The new solution is based on the Advantech WISE-2410 vibration sensor, the high-performance WISE-6610 LoRaWAN® gateway, Actility’s ThingPark Enterprise IoT network management platform, and the advanced Advantech’s iMachine/PHM application, and is now available under Trial Kit form on Actility’s IoT marketplace: ThingPark Market.
The challenges of performing machines health checks
Maintenance companies have been experiencing increased difficulties in fulfilling their role in recent years. Due to the pandemic, they have been no longer able to travel to customer facilities to perform asset health analysis, and service providers are unable to realize their services and offers. Many are still battling an exponential slowdown due to the global lockdown.
Many manufacturers who rely on these services to maintain the health of process critical assets are helpless and thus face a high of costly downtime during these unprecedented times.
Implementing efficient maintenance processes is crucial to operators of industrial facilities, but it’s not an easy task. One of their greatest wishes is to avoid lengthy processes of data connection, pre-processing, model development, and inference engine development.
In the traditional method, still used by most factory operators, the on-site inspection is done manually, regularly but without stable inspection quality, and only passively reacting and informing the maintenance crew when the problem occurs.
Proactively Keeping Facilities at Productive Status Thanks to IoT
Actility & Advantech found a perfect partnership to join their forces and offer a solution to solve those issues.
Thanks to a great combination of hardware and software expertise, we designed a winning solution to keep our engines healthy and monitor them to prevent any possible mishap: the Predictive Maintenance Solution for Rotating Machinery Solution. Installing LoRaWAN-connected vibration sensors and easy implementation of the infrastructure, allows you to analyze data from sensors measuring vibrations frequencies of machines and equipment in order to detect anomalous behavior, therefore enabling industrial end customers to decrease machines shutdowns and work accidents while increasing performance and safety.
Users get a very precise machine status prediction and prediction model retraining that refines the model while repositioning the sensor or refining the model performance.
Moreover, the most important feature designed ad hoc for the new solution is that it now acts proactively based on the future state of the machine, instead of carrying out routine inspections, preventing machine faults in advance. With the finetuned pre-trained model, users can expect to gain the inference result within two weeks of sensor installation.
Using this solution means joining the Industrial Revolution 4.0, and therefore ensuring a longer lifespan of equipment, lower spare parts inventory, and more cost-effective than run-to-failure or planned maintenance.
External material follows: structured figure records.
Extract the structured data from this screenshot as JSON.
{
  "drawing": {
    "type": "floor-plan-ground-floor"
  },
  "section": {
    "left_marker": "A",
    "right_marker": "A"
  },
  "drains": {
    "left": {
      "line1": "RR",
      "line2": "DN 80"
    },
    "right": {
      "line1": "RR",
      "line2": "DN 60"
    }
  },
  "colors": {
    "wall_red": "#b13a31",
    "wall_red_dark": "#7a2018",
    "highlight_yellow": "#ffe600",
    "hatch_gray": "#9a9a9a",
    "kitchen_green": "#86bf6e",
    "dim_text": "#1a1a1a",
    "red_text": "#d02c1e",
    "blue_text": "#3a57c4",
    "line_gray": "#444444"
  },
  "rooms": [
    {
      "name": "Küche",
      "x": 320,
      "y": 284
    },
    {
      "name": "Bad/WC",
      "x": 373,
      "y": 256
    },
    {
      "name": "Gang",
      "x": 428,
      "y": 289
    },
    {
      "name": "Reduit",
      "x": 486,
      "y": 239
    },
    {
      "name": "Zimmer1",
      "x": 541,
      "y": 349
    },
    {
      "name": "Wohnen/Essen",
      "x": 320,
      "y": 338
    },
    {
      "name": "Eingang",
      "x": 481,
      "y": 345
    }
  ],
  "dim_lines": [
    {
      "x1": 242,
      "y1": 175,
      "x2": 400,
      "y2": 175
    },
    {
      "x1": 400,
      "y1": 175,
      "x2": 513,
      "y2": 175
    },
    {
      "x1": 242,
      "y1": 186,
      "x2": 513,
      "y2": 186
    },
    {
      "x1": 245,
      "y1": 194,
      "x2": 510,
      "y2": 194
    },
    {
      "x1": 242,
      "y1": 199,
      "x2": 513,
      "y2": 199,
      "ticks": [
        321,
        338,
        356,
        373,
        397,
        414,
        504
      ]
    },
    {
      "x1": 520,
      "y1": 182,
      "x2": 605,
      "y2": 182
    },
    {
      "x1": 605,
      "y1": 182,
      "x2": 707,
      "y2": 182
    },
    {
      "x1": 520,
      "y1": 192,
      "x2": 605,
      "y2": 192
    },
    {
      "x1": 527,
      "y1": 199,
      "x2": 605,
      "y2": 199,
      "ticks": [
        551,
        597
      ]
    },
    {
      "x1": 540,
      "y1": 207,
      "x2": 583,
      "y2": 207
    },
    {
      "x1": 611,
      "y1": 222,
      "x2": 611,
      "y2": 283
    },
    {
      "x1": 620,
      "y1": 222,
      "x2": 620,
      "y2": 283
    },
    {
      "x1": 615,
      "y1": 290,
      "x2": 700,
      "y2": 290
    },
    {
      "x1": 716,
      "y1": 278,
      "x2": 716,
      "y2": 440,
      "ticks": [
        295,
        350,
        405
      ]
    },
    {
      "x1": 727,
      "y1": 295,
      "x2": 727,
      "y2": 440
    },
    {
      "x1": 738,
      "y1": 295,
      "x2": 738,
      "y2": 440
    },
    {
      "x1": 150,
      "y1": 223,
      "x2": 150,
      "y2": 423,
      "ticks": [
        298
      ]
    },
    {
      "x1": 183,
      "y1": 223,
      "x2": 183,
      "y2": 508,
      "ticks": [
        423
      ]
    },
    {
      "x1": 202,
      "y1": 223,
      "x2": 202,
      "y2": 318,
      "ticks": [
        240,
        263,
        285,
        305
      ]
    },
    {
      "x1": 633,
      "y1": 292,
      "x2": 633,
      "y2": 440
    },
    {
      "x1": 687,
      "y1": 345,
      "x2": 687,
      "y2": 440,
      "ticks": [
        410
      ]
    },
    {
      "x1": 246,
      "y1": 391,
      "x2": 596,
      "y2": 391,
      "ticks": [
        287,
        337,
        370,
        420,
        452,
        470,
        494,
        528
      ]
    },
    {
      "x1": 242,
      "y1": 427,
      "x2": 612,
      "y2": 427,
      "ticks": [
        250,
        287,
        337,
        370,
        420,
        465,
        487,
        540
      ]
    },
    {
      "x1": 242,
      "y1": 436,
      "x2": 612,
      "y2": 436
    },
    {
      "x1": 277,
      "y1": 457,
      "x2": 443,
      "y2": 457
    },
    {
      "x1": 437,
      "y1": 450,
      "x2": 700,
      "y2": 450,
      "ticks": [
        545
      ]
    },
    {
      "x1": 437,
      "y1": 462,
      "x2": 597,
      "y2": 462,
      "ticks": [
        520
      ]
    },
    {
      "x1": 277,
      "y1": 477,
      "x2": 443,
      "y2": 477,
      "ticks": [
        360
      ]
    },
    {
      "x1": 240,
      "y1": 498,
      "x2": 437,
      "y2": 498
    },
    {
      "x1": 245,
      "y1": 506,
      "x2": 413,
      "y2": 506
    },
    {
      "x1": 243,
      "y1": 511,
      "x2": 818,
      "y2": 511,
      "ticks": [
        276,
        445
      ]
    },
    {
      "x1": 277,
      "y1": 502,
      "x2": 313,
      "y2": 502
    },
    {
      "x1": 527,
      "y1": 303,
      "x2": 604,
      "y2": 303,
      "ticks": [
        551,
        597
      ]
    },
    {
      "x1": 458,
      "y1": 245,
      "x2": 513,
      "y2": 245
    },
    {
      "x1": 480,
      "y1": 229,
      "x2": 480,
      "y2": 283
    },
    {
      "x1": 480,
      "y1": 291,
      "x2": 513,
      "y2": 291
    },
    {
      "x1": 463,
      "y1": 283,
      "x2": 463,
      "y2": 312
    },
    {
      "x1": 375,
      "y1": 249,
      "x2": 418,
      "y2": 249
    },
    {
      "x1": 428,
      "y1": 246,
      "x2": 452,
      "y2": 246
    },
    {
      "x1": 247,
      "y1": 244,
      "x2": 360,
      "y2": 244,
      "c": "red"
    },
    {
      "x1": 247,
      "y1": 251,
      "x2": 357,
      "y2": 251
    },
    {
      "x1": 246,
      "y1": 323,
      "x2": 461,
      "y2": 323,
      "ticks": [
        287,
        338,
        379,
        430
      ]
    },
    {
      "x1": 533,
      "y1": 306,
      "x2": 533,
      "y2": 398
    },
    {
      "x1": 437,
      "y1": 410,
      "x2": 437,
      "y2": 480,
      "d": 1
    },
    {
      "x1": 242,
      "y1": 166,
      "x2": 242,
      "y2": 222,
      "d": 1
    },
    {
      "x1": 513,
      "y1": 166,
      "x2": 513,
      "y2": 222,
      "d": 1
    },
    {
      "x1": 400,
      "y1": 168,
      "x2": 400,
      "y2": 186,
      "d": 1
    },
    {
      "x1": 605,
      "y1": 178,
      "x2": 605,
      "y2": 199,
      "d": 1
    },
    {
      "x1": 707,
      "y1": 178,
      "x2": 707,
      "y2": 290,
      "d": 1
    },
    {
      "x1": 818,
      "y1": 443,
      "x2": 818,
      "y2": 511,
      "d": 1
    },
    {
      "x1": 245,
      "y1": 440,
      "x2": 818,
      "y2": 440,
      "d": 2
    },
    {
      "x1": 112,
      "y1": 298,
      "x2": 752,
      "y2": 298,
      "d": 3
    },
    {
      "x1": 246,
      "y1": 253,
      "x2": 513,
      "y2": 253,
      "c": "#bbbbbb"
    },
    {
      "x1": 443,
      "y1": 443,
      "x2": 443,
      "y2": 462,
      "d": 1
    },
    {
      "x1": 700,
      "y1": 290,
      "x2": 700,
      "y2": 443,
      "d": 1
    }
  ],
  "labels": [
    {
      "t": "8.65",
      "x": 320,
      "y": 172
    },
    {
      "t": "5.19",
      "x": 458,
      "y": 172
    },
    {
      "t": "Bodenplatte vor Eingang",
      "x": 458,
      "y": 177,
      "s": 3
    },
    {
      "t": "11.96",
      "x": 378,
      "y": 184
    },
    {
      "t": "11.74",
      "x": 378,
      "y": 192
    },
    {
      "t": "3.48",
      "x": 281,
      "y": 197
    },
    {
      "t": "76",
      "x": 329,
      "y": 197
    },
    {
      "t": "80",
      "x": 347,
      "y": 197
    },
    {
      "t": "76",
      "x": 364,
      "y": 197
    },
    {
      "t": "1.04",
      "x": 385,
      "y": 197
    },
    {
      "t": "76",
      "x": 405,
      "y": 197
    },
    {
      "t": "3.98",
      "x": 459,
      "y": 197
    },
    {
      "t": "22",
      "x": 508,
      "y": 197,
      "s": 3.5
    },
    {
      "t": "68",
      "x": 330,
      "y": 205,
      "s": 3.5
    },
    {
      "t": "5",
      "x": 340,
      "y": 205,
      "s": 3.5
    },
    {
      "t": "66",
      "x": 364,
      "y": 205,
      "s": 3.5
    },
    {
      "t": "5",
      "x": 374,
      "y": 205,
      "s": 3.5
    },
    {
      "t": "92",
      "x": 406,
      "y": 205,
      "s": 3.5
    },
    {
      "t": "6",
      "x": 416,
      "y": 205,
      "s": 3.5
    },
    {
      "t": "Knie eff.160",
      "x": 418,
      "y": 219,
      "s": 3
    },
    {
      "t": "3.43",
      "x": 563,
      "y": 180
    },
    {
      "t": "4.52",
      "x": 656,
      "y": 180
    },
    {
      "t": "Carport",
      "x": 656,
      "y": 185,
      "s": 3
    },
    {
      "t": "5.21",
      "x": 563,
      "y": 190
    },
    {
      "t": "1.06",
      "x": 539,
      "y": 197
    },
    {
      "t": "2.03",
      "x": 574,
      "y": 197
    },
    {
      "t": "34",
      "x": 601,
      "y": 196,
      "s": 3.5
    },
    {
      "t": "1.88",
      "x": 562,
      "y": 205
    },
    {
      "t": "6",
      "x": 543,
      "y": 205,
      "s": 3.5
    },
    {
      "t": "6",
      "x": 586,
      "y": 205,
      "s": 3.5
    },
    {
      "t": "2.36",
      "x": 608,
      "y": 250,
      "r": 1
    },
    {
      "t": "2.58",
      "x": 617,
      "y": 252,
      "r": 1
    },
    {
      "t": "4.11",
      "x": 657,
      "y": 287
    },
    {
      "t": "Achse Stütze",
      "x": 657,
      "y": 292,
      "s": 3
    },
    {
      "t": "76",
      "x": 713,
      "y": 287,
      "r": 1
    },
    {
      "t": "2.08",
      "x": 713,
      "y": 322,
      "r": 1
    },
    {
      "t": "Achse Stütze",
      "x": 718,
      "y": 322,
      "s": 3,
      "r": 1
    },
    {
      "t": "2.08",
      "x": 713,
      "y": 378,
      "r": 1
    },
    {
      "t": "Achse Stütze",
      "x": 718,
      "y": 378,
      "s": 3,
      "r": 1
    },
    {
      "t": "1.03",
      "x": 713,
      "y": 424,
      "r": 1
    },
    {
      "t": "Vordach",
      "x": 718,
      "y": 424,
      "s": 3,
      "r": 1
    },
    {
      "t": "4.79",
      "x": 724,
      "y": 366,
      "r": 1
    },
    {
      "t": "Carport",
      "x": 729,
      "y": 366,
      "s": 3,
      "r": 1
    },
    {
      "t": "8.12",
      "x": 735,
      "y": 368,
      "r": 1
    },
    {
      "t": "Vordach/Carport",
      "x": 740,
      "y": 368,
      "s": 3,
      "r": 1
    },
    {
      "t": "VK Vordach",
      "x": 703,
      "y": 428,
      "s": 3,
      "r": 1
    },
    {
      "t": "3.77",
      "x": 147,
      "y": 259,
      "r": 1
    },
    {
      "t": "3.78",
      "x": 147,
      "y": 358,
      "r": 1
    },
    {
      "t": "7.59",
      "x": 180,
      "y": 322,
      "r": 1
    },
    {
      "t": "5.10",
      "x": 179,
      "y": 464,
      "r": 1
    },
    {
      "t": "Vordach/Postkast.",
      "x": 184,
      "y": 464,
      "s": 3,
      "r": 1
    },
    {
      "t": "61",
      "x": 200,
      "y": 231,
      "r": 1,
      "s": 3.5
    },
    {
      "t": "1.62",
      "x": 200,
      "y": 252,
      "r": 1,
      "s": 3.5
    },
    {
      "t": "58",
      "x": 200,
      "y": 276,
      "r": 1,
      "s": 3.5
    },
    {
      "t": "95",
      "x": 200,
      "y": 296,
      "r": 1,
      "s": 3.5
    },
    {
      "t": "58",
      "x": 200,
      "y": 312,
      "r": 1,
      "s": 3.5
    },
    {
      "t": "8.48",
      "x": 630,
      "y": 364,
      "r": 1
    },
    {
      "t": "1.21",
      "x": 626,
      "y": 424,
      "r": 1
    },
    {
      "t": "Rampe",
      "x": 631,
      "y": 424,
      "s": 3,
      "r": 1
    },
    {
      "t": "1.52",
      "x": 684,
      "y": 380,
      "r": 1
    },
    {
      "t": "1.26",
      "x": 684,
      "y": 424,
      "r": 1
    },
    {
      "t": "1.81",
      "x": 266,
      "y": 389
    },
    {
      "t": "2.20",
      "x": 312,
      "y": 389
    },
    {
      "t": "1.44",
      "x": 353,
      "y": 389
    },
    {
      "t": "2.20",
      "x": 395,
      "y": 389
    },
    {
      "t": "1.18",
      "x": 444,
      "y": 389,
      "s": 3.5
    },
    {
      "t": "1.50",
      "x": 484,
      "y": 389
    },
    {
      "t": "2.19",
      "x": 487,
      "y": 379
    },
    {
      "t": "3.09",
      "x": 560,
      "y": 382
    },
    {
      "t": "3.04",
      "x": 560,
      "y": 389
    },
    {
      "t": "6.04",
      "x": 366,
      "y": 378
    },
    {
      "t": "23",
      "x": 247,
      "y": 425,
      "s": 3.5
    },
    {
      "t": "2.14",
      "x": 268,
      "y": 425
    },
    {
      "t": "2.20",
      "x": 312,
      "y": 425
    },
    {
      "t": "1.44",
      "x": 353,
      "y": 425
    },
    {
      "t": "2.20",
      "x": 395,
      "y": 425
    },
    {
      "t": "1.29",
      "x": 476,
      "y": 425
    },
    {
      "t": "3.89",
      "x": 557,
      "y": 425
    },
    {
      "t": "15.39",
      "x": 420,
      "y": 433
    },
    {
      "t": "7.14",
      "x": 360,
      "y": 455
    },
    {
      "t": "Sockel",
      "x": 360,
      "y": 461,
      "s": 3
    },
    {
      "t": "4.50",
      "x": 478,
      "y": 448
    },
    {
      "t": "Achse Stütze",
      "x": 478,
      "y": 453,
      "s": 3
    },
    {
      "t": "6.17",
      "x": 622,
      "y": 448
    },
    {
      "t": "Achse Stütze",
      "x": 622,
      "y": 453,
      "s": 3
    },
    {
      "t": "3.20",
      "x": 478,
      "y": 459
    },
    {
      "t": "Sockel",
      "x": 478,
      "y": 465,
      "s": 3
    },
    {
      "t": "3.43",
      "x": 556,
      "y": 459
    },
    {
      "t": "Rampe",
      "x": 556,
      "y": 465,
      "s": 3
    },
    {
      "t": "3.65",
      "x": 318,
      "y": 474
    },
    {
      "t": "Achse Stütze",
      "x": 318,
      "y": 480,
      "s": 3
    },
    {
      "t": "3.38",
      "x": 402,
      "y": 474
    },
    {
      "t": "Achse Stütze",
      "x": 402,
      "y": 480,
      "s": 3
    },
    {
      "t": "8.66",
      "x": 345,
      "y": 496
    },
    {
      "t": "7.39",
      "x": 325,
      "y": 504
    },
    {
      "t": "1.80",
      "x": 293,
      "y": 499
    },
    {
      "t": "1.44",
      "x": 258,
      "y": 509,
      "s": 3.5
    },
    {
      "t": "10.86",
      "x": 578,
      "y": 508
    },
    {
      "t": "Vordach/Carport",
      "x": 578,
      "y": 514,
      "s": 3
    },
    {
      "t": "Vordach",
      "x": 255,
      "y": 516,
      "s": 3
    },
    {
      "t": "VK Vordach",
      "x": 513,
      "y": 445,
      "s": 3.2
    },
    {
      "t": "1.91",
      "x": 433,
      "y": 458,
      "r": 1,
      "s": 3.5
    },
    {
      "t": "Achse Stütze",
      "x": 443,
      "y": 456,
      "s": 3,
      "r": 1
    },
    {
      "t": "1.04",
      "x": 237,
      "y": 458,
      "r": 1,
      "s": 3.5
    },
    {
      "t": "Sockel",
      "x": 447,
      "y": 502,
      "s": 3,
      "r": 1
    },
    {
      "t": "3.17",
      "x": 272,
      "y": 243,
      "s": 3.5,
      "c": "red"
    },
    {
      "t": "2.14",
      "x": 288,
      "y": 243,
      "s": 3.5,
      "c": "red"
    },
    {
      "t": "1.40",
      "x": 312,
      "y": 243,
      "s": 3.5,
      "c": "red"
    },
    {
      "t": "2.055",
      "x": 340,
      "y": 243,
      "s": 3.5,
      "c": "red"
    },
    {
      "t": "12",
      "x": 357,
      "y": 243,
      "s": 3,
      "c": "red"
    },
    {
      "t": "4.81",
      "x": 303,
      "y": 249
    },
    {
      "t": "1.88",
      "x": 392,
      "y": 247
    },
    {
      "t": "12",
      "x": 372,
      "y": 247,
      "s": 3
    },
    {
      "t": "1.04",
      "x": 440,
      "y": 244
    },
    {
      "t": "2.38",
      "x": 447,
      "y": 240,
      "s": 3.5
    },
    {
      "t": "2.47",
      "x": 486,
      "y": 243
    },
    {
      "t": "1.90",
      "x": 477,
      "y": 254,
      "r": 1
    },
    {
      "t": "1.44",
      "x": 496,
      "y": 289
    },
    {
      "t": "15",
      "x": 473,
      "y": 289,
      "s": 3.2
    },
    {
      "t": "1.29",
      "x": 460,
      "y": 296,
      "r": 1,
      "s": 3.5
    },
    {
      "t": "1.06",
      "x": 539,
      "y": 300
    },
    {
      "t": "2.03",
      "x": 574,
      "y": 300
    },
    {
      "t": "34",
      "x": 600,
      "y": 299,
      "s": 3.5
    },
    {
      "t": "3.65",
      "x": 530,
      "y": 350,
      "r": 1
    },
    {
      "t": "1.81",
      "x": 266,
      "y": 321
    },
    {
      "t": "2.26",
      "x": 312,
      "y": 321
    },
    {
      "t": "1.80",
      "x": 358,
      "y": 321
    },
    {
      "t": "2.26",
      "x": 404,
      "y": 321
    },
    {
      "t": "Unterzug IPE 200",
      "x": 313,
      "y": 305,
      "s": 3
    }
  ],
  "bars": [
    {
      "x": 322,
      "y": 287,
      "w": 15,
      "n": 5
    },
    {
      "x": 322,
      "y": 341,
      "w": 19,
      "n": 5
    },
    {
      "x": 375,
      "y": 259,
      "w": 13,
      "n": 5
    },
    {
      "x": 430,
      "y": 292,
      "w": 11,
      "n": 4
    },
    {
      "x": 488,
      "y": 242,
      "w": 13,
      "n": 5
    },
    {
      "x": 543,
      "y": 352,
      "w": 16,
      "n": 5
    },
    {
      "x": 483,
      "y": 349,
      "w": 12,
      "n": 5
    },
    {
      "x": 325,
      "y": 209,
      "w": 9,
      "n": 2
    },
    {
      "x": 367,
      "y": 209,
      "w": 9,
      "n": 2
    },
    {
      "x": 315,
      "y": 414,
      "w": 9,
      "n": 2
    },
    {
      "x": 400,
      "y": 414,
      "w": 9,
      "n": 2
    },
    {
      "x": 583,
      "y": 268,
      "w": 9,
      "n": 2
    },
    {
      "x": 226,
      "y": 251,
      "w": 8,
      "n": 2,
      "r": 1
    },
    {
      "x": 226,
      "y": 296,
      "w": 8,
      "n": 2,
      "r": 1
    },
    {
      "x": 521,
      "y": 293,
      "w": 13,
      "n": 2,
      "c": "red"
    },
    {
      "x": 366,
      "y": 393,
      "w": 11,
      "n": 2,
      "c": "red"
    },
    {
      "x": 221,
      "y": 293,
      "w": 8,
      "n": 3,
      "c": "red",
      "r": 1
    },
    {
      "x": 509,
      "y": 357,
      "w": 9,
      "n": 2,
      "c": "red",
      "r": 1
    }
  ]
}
Applying the solution in an infinite number of use cases
Thanks to Predictive Maintenance Solution it was possible to overview all types of machines in one-stop, in real-time getting also the machine’s historical and future status. It can be used in petrochemical plants, PCB plants, Semiconductor Manufacturing Plants, and so much more.
One of the most successful use cases is the rotating manufacturing machinery management in steel plants. In this specific industry, the failure of the manufacturing machine will seriously affect the product line, that is the reason why it is extremely important to prevent unexpected breakdowns.